I can see this argument in favor of the Legion, to a point... The main difference being, it's several hundred years after the war, so there have been a number of nation-states rising out of the ashes, and you definitely DON'T get that sense of "Welp, the world just blew up, what should I do now?" / "This is going to happen again in two thousand years, what is the best course of action to help preserve knowledge and society in the long term?"

Ardennes
May 12, 2002
Yeah but the solution to that is actually taking a step forward and learning from your mistakes, rather just huddling in ignorance because someone might invent nukes one day.

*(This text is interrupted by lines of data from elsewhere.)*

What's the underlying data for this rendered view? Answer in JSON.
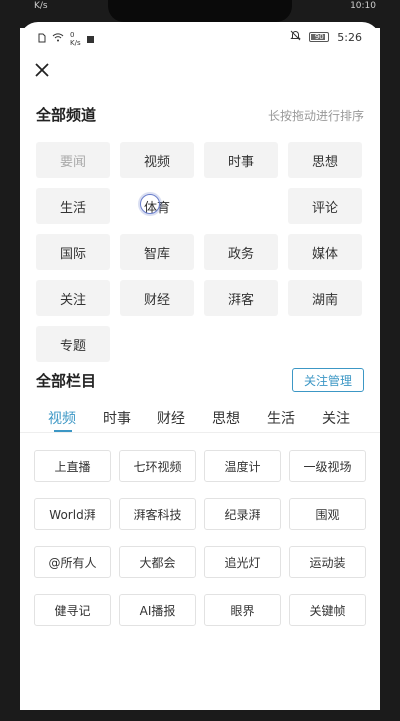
{
  "outer_status": {
    "left": "K/s",
    "time": "10:10"
  },
  "status_bar": {
    "net_speed_value": "0",
    "net_speed_unit": "K/s",
    "battery_level": "90",
    "time": "5:26"
  },
  "all_channels": {
    "title": "全部频道",
    "hint": "长按拖动进行排序",
    "items": [
      "要闻",
      "视频",
      "时事",
      "思想",
      "生活",
      "体育",
      "",
      "评论",
      "国际",
      "智库",
      "政务",
      "媒体",
      "关注",
      "财经",
      "湃客",
      "湖南",
      "专题"
    ]
  },
  "all_columns": {
    "title": "全部栏目",
    "follow_manage_label": "关注管理",
    "tabs": [
      "视频",
      "时事",
      "财经",
      "思想",
      "生活",
      "关注"
    ],
    "active_tab": "视频",
    "items": [
      "上直播",
      "七环视频",
      "温度计",
      "一级视场",
      "World湃",
      "湃客科技",
      "纪录湃",
      "围观",
      "@所有人",
      "大都会",
      "追光灯",
      "运动装",
      "健寻记",
      "AI播报",
      "眼界",
      "关键帧"
    ]
  },
  "colors": {
    "accent": "#3c97c5",
    "chip_bg": "#f3f3f3",
    "fixed_text": "#aaaaaa"
  }
}
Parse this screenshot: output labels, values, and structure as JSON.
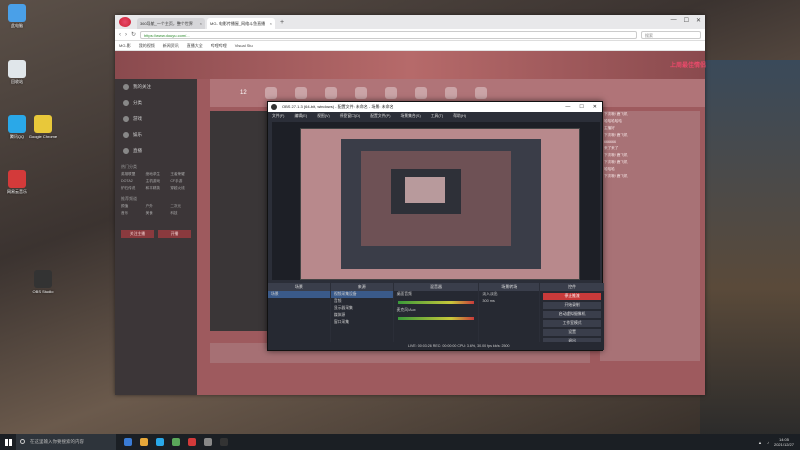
{
  "desktop": {
    "icons": [
      {
        "label": "此电脑",
        "color": "#4aa0e8"
      },
      {
        "label": "回收站",
        "color": "#e0e6ea"
      },
      {
        "label": "腾讯QQ",
        "color": "#2aa8e8"
      },
      {
        "label": "网易云音乐",
        "color": "#d33a3a"
      },
      {
        "label": "Google Chrome",
        "color": "#e8c83a"
      },
      {
        "label": "OBS Studio",
        "color": "#333333"
      }
    ]
  },
  "browser": {
    "tabs": [
      {
        "label": "360导航_一个主页，整个世界",
        "active": false
      },
      {
        "label": "MG- 电影传播屋_网络斗鱼直播",
        "active": true
      }
    ],
    "new_tab": "+",
    "window_buttons": {
      "min": "—",
      "max": "☐",
      "close": "✕"
    },
    "address": "https://www.douyu.com/...",
    "search_placeholder": "搜索",
    "bookmarks": [
      "MG-影",
      "我的视频",
      "新闻资讯",
      "直播大全",
      "哔哩哔哩",
      "Visual Stu"
    ]
  },
  "douyu": {
    "sidebar": {
      "items": [
        "我的关注",
        "分类",
        "游戏",
        "娱乐",
        "直播"
      ],
      "section1": "热门分类",
      "grid1": [
        "英雄联盟",
        "绝地求生",
        "王者荣耀",
        "DOTA2",
        "主机游戏",
        "CF手游",
        "炉石传说",
        "和平精英",
        "穿越火线"
      ],
      "section2": "推荐频道",
      "grid2": [
        "颜值",
        "户外",
        "二次元",
        "音乐",
        "美食",
        "科技"
      ],
      "follow_button": "关注主播",
      "open_button": "开播"
    },
    "chat_lines": [
      "下次哦! 鹿飞机",
      "哈哈哈哈哈",
      "主播好",
      "下次哦! 鹿飞机",
      "666666",
      "来了来了",
      "下次哦! 鹿飞机",
      "下次哦! 鹿飞机",
      "哈哈哈",
      "下次哦! 鹿飞机"
    ],
    "room_number": "12",
    "deco_text": "上周最佳情侣"
  },
  "obs": {
    "title": "OBS 27.1.3 (64-bit, windows) - 配置文件: 未命名 - 场景: 未命名",
    "window_buttons": {
      "min": "—",
      "max": "☐",
      "close": "✕"
    },
    "menu": [
      "文件(F)",
      "编辑(E)",
      "视图(V)",
      "停靠窗口(D)",
      "配置文件(P)",
      "场景集合(S)",
      "工具(T)",
      "帮助(H)"
    ],
    "panels": {
      "scenes": {
        "header": "场景",
        "items": [
          "场景"
        ]
      },
      "sources": {
        "header": "来源",
        "items": [
          "视频采集设备",
          "音频",
          "显示器采集",
          "媒体源",
          "窗口采集"
        ]
      },
      "mixer": {
        "header": "混音器",
        "items": [
          "桌面音频",
          "麦克风/Aux"
        ]
      },
      "transitions": {
        "header": "场景转场",
        "value": "淡入淡出",
        "duration": "300 ms"
      },
      "controls": {
        "header": "控件",
        "buttons": [
          "停止推流",
          "开始录制",
          "启动虚拟摄像机",
          "工作室模式",
          "设置",
          "退出"
        ]
      }
    },
    "status": "LIVE: 00:03:26   REC: 00:00:00   CPU: 3.6%, 30.00 fps   kb/s: 2500"
  },
  "taskbar": {
    "search_placeholder": "在这里输入你要搜索的内容",
    "apps": [
      "#3a7bd5",
      "#e8a83a",
      "#2aa8e8",
      "#5aa85a",
      "#d33a3a",
      "#888888",
      "#333333"
    ],
    "time": "14:05",
    "date": "2021/12/27"
  }
}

Anyway, reactionaries will probably be more likely to nuke the poo poo out of people in the long run if they ever got a hold of nukes. In addition, if you reject technology, people are going to suffer more in the long run, sure there is always the chance of another nuclear war but the total amount of suffering is going to be greater if you reject technology and generations upon generations of people die of treatable diseases and suffer malnutrition.

The NCR has problems but not enough problems to ditch it for something obviously far worse. Obviously, the "best ending" is one where the NCR still exists but is balance by other forces that splits up power in the region and hopefully the NCR will learn from its mistakes.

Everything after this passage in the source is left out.